Rajesh Lama’s life is the kind of story you might probably associate with America and it’s well marketed the dream. What you might not know is that Germany is the world’s second most popular destination for immigrants, creating opportunities for both locals and the new members of its society who now call it home.
Berlin in many ways is a city that embodies what multiculturalism can be and at Holy Everest you’ll not only enjoy a good meal, but leave with a strong affinity for a country you may never have visited. You can watch Rajesh’s full story in the video above or read on.
Nepali Cuisine From Every Elevation
10 years ago, Rajesh was a trekking guide in Nepal’s Himalayan mountains, where he learned to cook hearty foods at altitude for his guests. Cooking is an important mountain skill to have, especially in case the other cook happens to come down with altitude sickness. Nepal has roughly three broad groups of cuisine, all representing various climate altitudes in a country that’s 75% mountainous.
As a guide he met a lot of people from around the world, first visiting Europe as a tourist, eventually relocating to Germany. After some time Rajesh made it to Berlin, a city with no mountains or obvious application of his Himalayan skill set. Yet with an instinctual sense of German efficiency fueled by a contagious passion to obtain contentment through purpose, Rajesh began to analyze his situation.
Learning The Cultural Landscape
As a guide Rajesh was exposed to many cultures, different types of people, and ways of thinking. At first in Berlin he began an intensive German course to learn the language, later working in hotels where he could put his language skills to use.

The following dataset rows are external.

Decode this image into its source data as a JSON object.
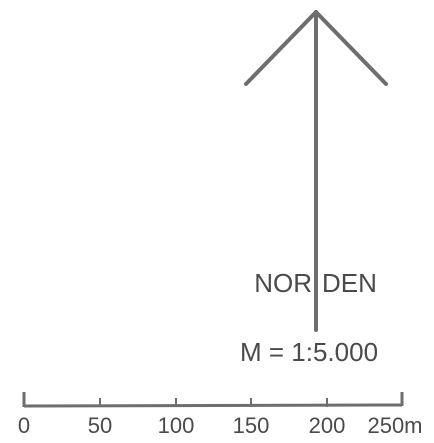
{
  "north_arrow": {
    "label_left": "NOR",
    "label_right": "DEN",
    "color": "#6e6e6e"
  },
  "scale": {
    "ratio_text": "M = 1:5.000",
    "ticks": [
      {
        "value": 0,
        "label": "0"
      },
      {
        "value": 50,
        "label": "50"
      },
      {
        "value": 100,
        "label": "100"
      },
      {
        "value": 150,
        "label": "150"
      },
      {
        "value": 200,
        "label": "200"
      },
      {
        "value": 250,
        "label": "250m"
      }
    ],
    "color": "#6e6e6e"
  }
}
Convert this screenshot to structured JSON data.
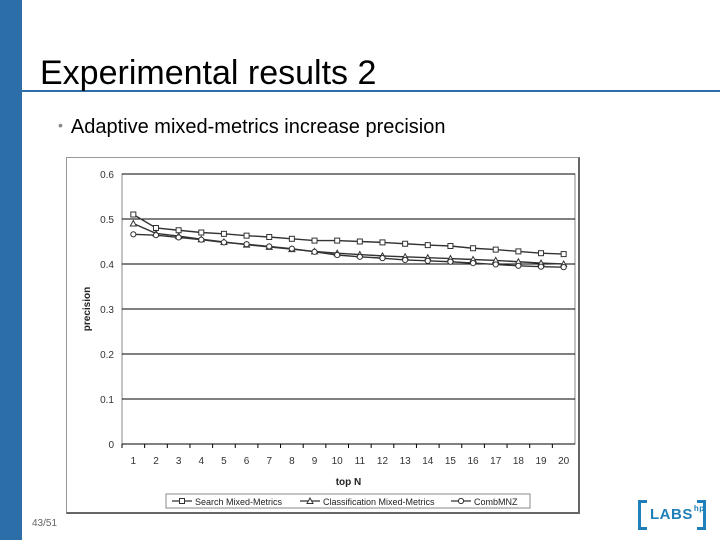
{
  "slide": {
    "title": "Experimental results 2",
    "bullet": "Adaptive mixed-metrics increase precision",
    "page_number": "43/51",
    "logo_text": "LABS",
    "logo_superscript": "hp"
  },
  "colors": {
    "accent": "#2c6fa8",
    "logo": "#1f7fb8",
    "series": "#333333",
    "plot_background": "#ffffff"
  },
  "chart_data": {
    "type": "line",
    "title": "",
    "xlabel": "top N",
    "ylabel": "precision",
    "x": [
      1,
      2,
      3,
      4,
      5,
      6,
      7,
      8,
      9,
      10,
      11,
      12,
      13,
      14,
      15,
      16,
      17,
      18,
      19,
      20
    ],
    "ylim": [
      0,
      0.6
    ],
    "yticks": [
      0,
      0.1,
      0.2,
      0.3,
      0.4,
      0.5,
      0.6
    ],
    "ytick_labels": [
      "0",
      "0.1",
      "0.2",
      "0.3",
      "0.4",
      "0.5",
      "0.6"
    ],
    "grid": true,
    "legend_position": "bottom",
    "series": [
      {
        "name": "Search Mixed-Metrics",
        "marker": "square",
        "values": [
          0.51,
          0.48,
          0.475,
          0.47,
          0.467,
          0.463,
          0.46,
          0.456,
          0.452,
          0.452,
          0.45,
          0.448,
          0.445,
          0.442,
          0.44,
          0.435,
          0.432,
          0.428,
          0.424,
          0.422
        ]
      },
      {
        "name": "Classification Mixed-Metrics",
        "marker": "triangle",
        "values": [
          0.49,
          0.468,
          0.462,
          0.455,
          0.449,
          0.443,
          0.438,
          0.433,
          0.428,
          0.424,
          0.421,
          0.418,
          0.416,
          0.414,
          0.412,
          0.41,
          0.408,
          0.405,
          0.402,
          0.4
        ]
      },
      {
        "name": "CombMNZ",
        "marker": "circle",
        "values": [
          0.466,
          0.464,
          0.459,
          0.454,
          0.448,
          0.444,
          0.439,
          0.434,
          0.427,
          0.42,
          0.416,
          0.413,
          0.409,
          0.407,
          0.405,
          0.402,
          0.399,
          0.396,
          0.394,
          0.393
        ]
      }
    ]
  }
}
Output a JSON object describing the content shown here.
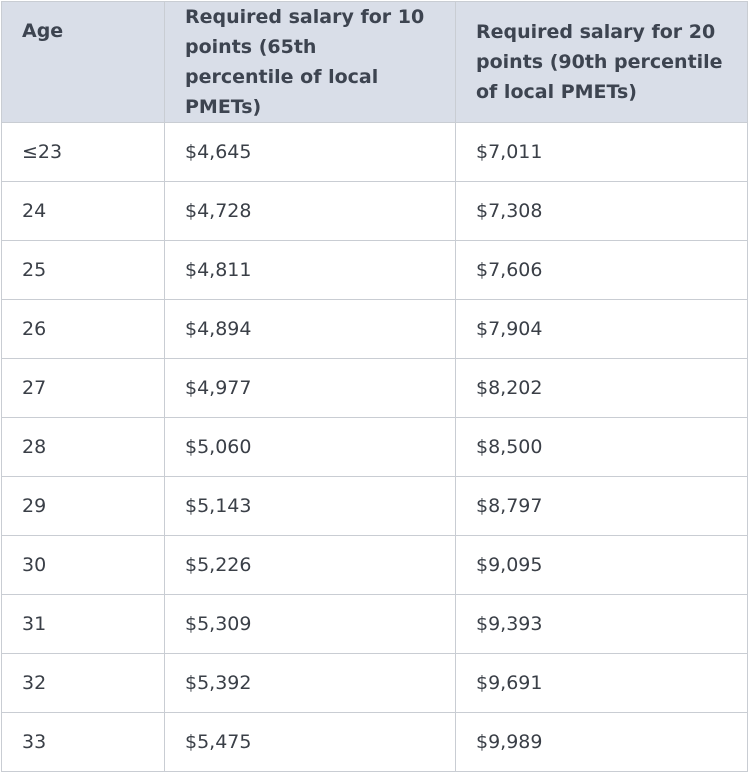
{
  "table": {
    "headers": [
      "Age",
      "Required salary for 10 points (65th percentile of local PMETs)",
      "Required salary for 20 points (90th percentile of local PMETs)"
    ],
    "rows": [
      [
        "≤23",
        "$4,645",
        "$7,011"
      ],
      [
        "24",
        "$4,728",
        "$7,308"
      ],
      [
        "25",
        "$4,811",
        "$7,606"
      ],
      [
        "26",
        "$4,894",
        "$7,904"
      ],
      [
        "27",
        "$4,977",
        "$8,202"
      ],
      [
        "28",
        "$5,060",
        "$8,500"
      ],
      [
        "29",
        "$5,143",
        "$8,797"
      ],
      [
        "30",
        "$5,226",
        "$9,095"
      ],
      [
        "31",
        "$5,309",
        "$9,393"
      ],
      [
        "32",
        "$5,392",
        "$9,691"
      ],
      [
        "33",
        "$5,475",
        "$9,989"
      ]
    ]
  }
}
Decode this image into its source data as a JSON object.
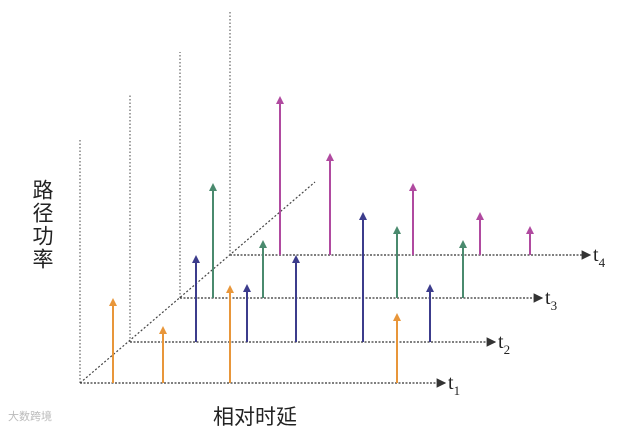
{
  "y_axis_label": "路径功率",
  "x_axis_label": "相对时延",
  "time_axes": [
    {
      "base": "t",
      "sub": "1"
    },
    {
      "base": "t",
      "sub": "2"
    },
    {
      "base": "t",
      "sub": "3"
    },
    {
      "base": "t",
      "sub": "4"
    }
  ],
  "watermark": "大数跨境"
}
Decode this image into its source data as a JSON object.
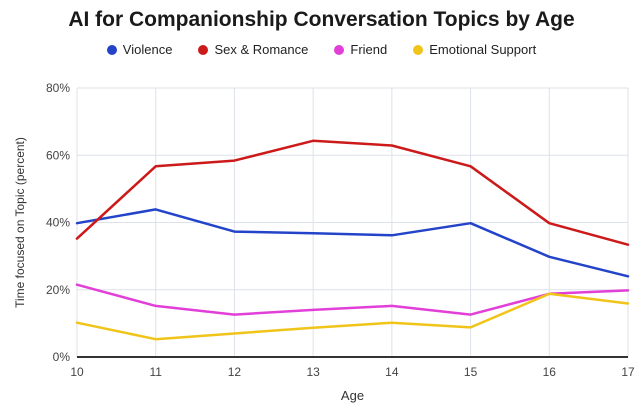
{
  "chart_data": {
    "type": "line",
    "title": "AI for Companionship Conversation Topics by Age",
    "xlabel": "Age",
    "ylabel": "Time focused on Topic (percent)",
    "x": [
      10,
      11,
      12,
      13,
      14,
      15,
      16,
      17
    ],
    "x_tick_labels": [
      "10",
      "11",
      "12",
      "13",
      "14",
      "15",
      "16",
      "17"
    ],
    "ylim": [
      0,
      80
    ],
    "y_ticks": [
      0,
      20,
      40,
      60,
      80
    ],
    "y_tick_labels": [
      "0%",
      "20%",
      "40%",
      "60%",
      "80%"
    ],
    "grid": true,
    "legend_position": "top",
    "series": [
      {
        "name": "Violence",
        "color": "#2344c9",
        "values": [
          39.8,
          43.9,
          37.3,
          36.8,
          36.2,
          39.8,
          29.8,
          24.0
        ]
      },
      {
        "name": "Sex & Romance",
        "color": "#cc1a1a",
        "values": [
          35.2,
          56.7,
          58.4,
          64.3,
          62.9,
          56.7,
          39.8,
          33.4
        ]
      },
      {
        "name": "Friend",
        "color": "#e23fd8",
        "values": [
          21.5,
          15.2,
          12.6,
          14.0,
          15.2,
          12.6,
          18.8,
          19.8
        ]
      },
      {
        "name": "Emotional Support",
        "color": "#f0c419",
        "values": [
          10.2,
          5.3,
          7.0,
          8.7,
          10.2,
          8.8,
          18.8,
          15.9
        ]
      }
    ]
  }
}
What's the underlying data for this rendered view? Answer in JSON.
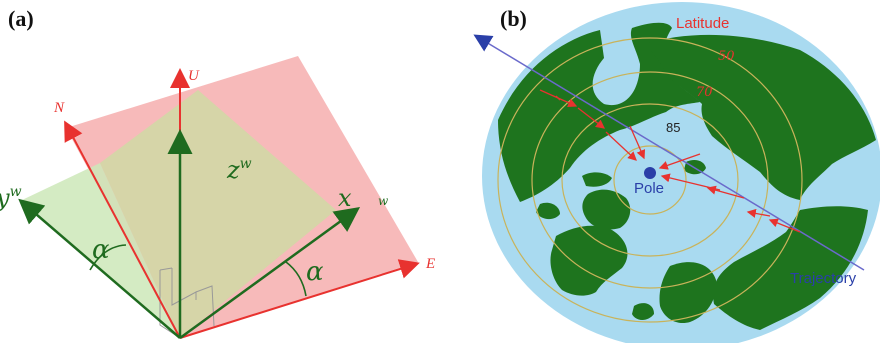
{
  "panel_a": {
    "label": "(a)",
    "axis_up": "U",
    "axis_north": "N",
    "axis_east": "E",
    "axis_zw": "z",
    "axis_zw_sup": "w",
    "axis_x": "x",
    "axis_yw": "y",
    "axis_yw_sup": "w",
    "axis_w": "w",
    "angle_left": "α",
    "angle_right": "α",
    "colors": {
      "red": "#e8322f",
      "green": "#1f6b1f",
      "pink": "#f4a3a3",
      "light_green": "#cde8b9"
    }
  },
  "panel_b": {
    "label": "(b)",
    "latitude_label": "Latitude",
    "lat_50": "50",
    "lat_70": "70",
    "lat_85": "85",
    "pole_label": "Pole",
    "trajectory_label": "Trajectory",
    "colors": {
      "ocean": "#a9daf0",
      "land": "#1e741e",
      "ring": "#c9b35a",
      "trajectory": "#6a6acb",
      "arrows": "#e8322f",
      "pole": "#2a3fa8"
    }
  }
}
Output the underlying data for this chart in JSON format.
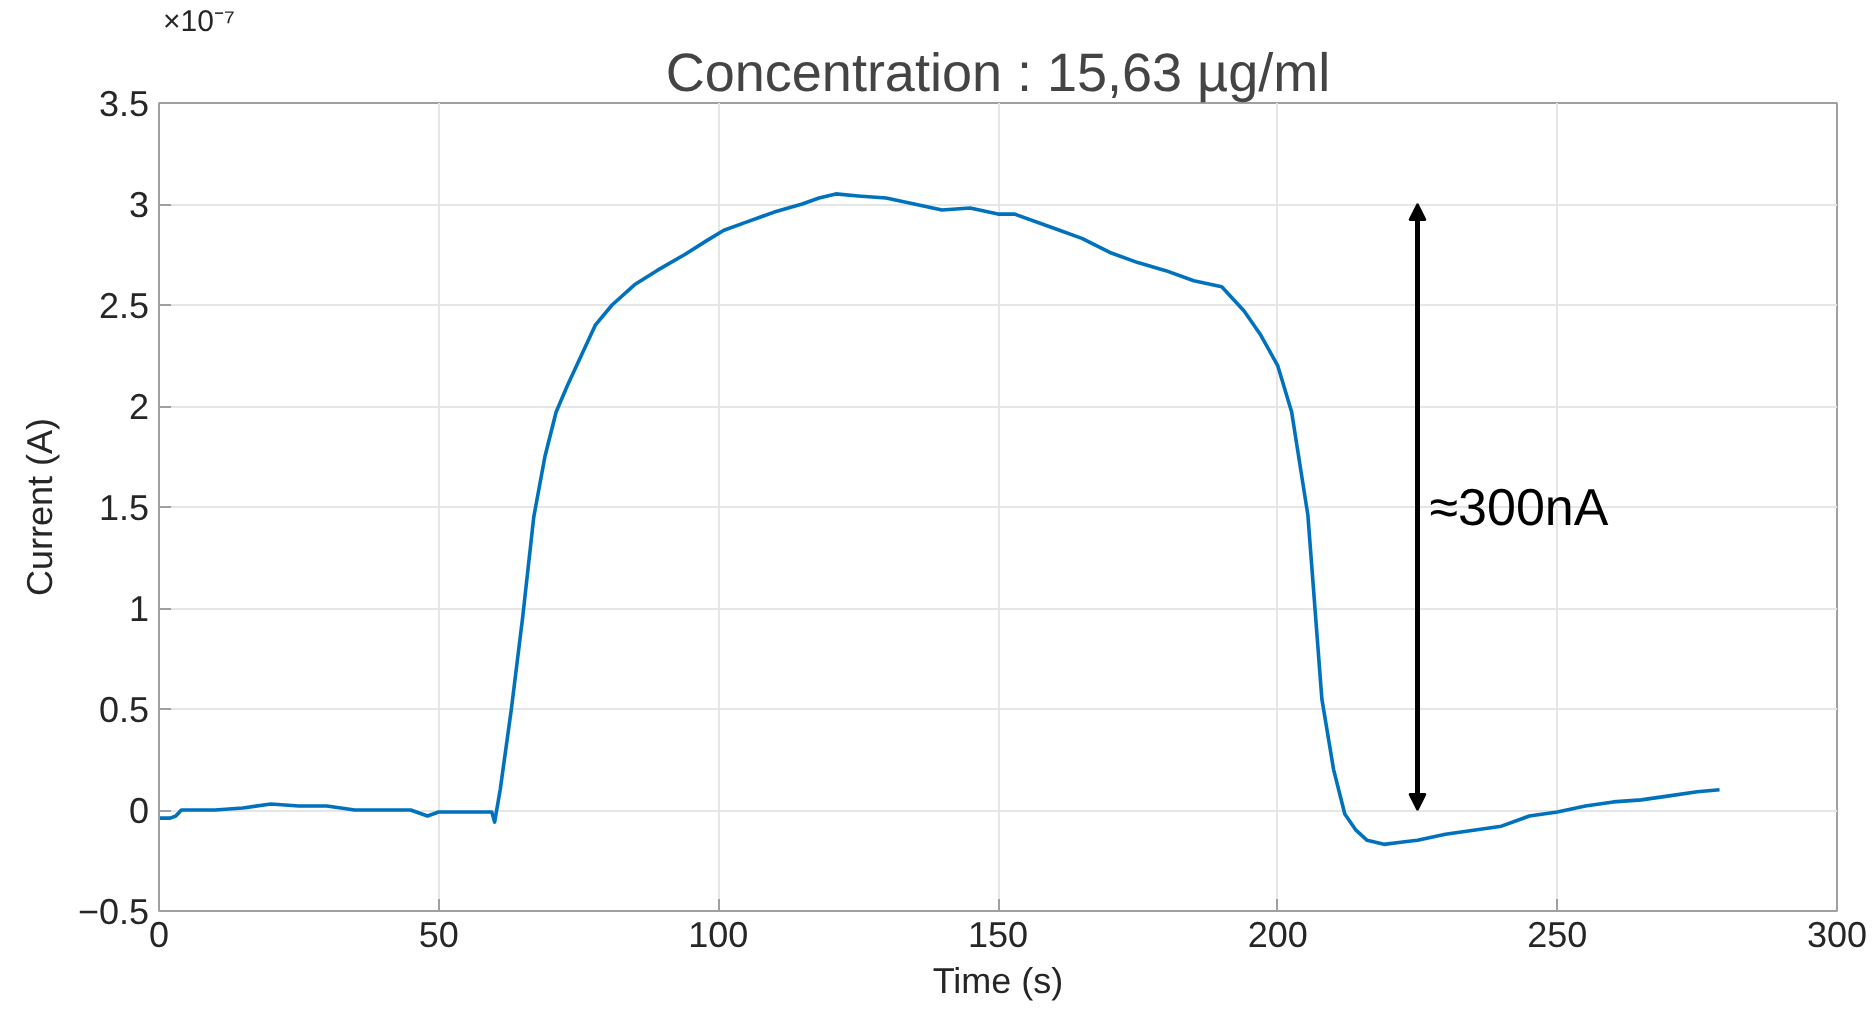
{
  "chart_data": {
    "type": "line",
    "title": "Concentration : 15,63 µg/ml",
    "xlabel": "Time (s)",
    "ylabel": "Current (A)",
    "xlim": [
      0,
      300
    ],
    "xticks": [
      0,
      50,
      100,
      150,
      200,
      250,
      300
    ],
    "ylim": [
      -0.5,
      3.5
    ],
    "yticks": [
      -0.5,
      0,
      0.5,
      1,
      1.5,
      2,
      2.5,
      3,
      3.5
    ],
    "grid": true,
    "marker": "none",
    "line_style": "solid",
    "annotations": [
      "×10⁻⁷",
      "≈300nA"
    ],
    "series": [
      {
        "color": "#0072bd",
        "x": [
          0,
          2,
          3,
          4,
          10,
          15,
          20,
          25,
          30,
          35,
          40,
          45,
          48,
          50,
          55,
          59.5,
          60,
          61,
          63,
          65,
          67,
          69,
          71,
          73,
          75,
          78,
          81,
          85,
          89,
          94,
          98,
          101,
          105,
          110,
          115,
          118,
          121,
          125,
          130,
          135,
          140,
          145,
          150,
          153,
          160,
          165,
          170,
          175,
          180,
          185,
          190,
          194,
          197,
          200,
          202.5,
          205.4,
          207.9,
          210,
          212,
          214,
          216,
          219,
          222,
          225,
          230,
          235,
          240,
          245,
          250,
          255,
          260,
          265,
          270,
          275,
          279
        ],
        "values": [
          -0.04,
          -0.04,
          -0.03,
          0.0,
          0.0,
          0.01,
          0.03,
          0.02,
          0.02,
          0.0,
          0.0,
          0.0,
          -0.03,
          -0.01,
          -0.01,
          -0.01,
          -0.06,
          0.1,
          0.5,
          0.95,
          1.45,
          1.75,
          1.97,
          2.1,
          2.22,
          2.4,
          2.5,
          2.6,
          2.67,
          2.75,
          2.82,
          2.87,
          2.91,
          2.96,
          3.0,
          3.03,
          3.05,
          3.04,
          3.03,
          3.0,
          2.97,
          2.98,
          2.95,
          2.95,
          2.88,
          2.83,
          2.76,
          2.71,
          2.67,
          2.62,
          2.59,
          2.47,
          2.35,
          2.2,
          1.97,
          1.46,
          0.55,
          0.2,
          -0.02,
          -0.1,
          -0.15,
          -0.17,
          -0.16,
          -0.15,
          -0.12,
          -0.1,
          -0.08,
          -0.03,
          -0.01,
          0.02,
          0.04,
          0.05,
          0.07,
          0.09,
          0.1
        ]
      }
    ]
  }
}
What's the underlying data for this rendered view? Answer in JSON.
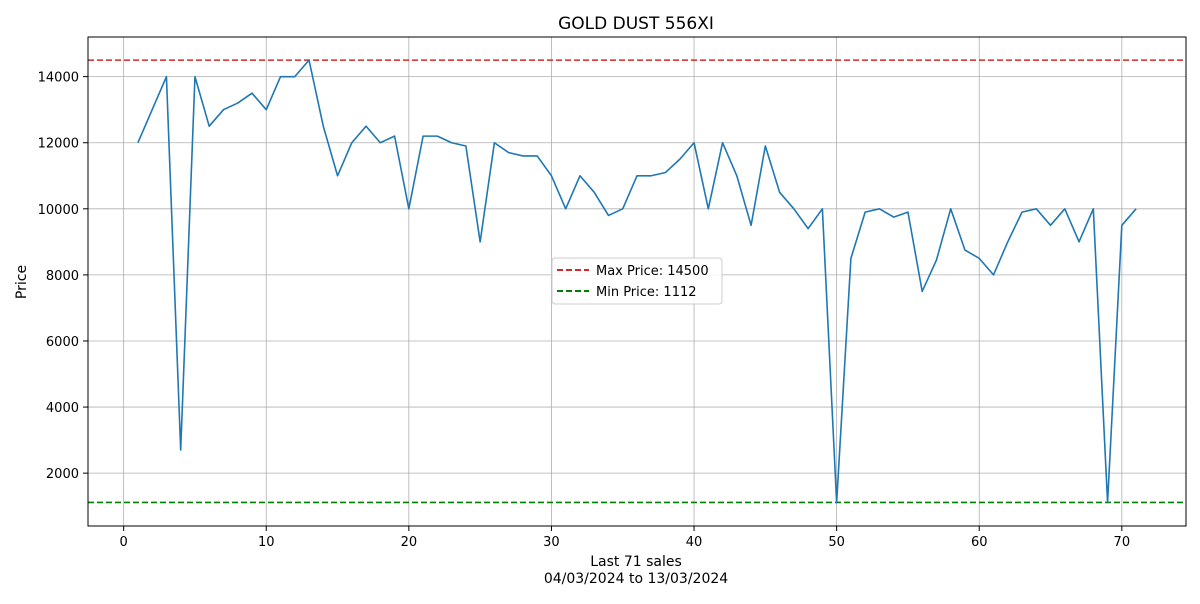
{
  "chart_data": {
    "type": "line",
    "title": "GOLD DUST 556XI",
    "xlabel": "Last 71 sales",
    "xlabel_sub": "04/03/2024 to 13/03/2024",
    "ylabel": "Price",
    "xlim": [
      -2.5,
      74.5
    ],
    "ylim": [
      400,
      15200
    ],
    "xticks": [
      0,
      10,
      20,
      30,
      40,
      50,
      60,
      70
    ],
    "yticks": [
      2000,
      4000,
      6000,
      8000,
      10000,
      12000,
      14000
    ],
    "grid": true,
    "legend_position": "center",
    "series": [
      {
        "color": "#1f77b4",
        "x": [
          1,
          2,
          3,
          4,
          5,
          6,
          7,
          8,
          9,
          10,
          11,
          12,
          13,
          14,
          15,
          16,
          17,
          18,
          19,
          20,
          21,
          22,
          23,
          24,
          25,
          26,
          27,
          28,
          29,
          30,
          31,
          32,
          33,
          34,
          35,
          36,
          37,
          38,
          39,
          40,
          41,
          42,
          43,
          44,
          45,
          46,
          47,
          48,
          49,
          50,
          51,
          52,
          53,
          54,
          55,
          56,
          57,
          58,
          59,
          60,
          61,
          62,
          63,
          64,
          65,
          66,
          67,
          68,
          69,
          70,
          71
        ],
        "values": [
          12000,
          13000,
          14000,
          2700,
          14000,
          12500,
          13000,
          13200,
          13500,
          13000,
          14000,
          14000,
          14500,
          12500,
          11000,
          12000,
          12500,
          12000,
          12200,
          10000,
          12200,
          12200,
          12000,
          11900,
          9000,
          12000,
          11700,
          11600,
          11600,
          11000,
          10000,
          11000,
          10500,
          9800,
          10000,
          11000,
          11000,
          11100,
          11500,
          12000,
          10000,
          12000,
          11000,
          9500,
          11900,
          10500,
          10000,
          9400,
          10000,
          1112,
          8500,
          9900,
          10000,
          9750,
          9900,
          7500,
          8450,
          10000,
          8750,
          8500,
          8000,
          9000,
          9900,
          10000,
          9500,
          10000,
          9000,
          10000,
          1112,
          9500,
          10000
        ]
      }
    ],
    "reference_lines": [
      {
        "name": "Max Price: 14500",
        "value": 14500,
        "color": "#d62728"
      },
      {
        "name": "Min Price: 1112",
        "value": 1112,
        "color": "#008000"
      }
    ]
  }
}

As time passed, he eventually got to know Berlin, coming across the street food festival at Markthalle Neun.
Noticing there wasn’t any Nepalese food at the fair combined with the disappointment that most of the “Nepali” food in Berlin was actually Indian or Pakistani sparked an idea with Rajesh.
Momo Man Begins
I can’t include all of the paperwork, permits, and other German bureaucracy required to open a food stall – let alone restaurant in Berlin – but red tape is a part of everything here. Papers plus concept took nearly two years before Rajesh began selling momos, Himalayan soup, plus other mountain staples at Markthalle Neun.
That’s where I first met Rajesh and his smile is infectious. The food is great too but the cook and delivery are part of the enjoyment. At that time, Rajesh was hoping to open a Nepali restaurant one day. In August this year, Holy Everest opened at Gleimstrasse 54, in the north part of Berlin.
Hours at Holy Everest are from noon to 11pm on most days, closed on Mondays.
Part of what makes Rajesh happy is seeing other people happy. A reflection of his personal and Buddhist beliefs that are combined with a strong sense of motivation with attention to detail. The mandala in the background of our conversation was hand painted in Nepal, for instance. Holy Everest’s design is open and bright with touches of Nepal true to its roots – just look to the embroidery above or the prayer wheel by the entrance.
The staff are also all Nepalese and ingredients sourced from various organic, local Berlin markets. (Including Markthalle Neun.) I can continue to describe some of the dishes on the menu – designed by his wife – like badam sadeko (spicy roasted peanuts with garlic and coriander) which goes well with Nepali beer, of course the momos… or Nepalese spiced chana masala (cooked chickpeas) plus other vegetarian and vegan options.
I could describe more but it wouldn’t capture the experience you have here. I’ve focused on Rajesh’s journey to the first day Holy Everest opened its doors, because that path is infused in every aspect of the dining experience here. Enjoying the food is not enough nor profit an indicator of success. Rajesh, everyone, and everything involved to get a plate of Nepali cuisine in front of you at Holy Everest is meant to put a smile on your face. That is the true meaning of success at this restaurant and there’s nothing artificial about it, you’ll be smiling too after having a meal at Holy Everest.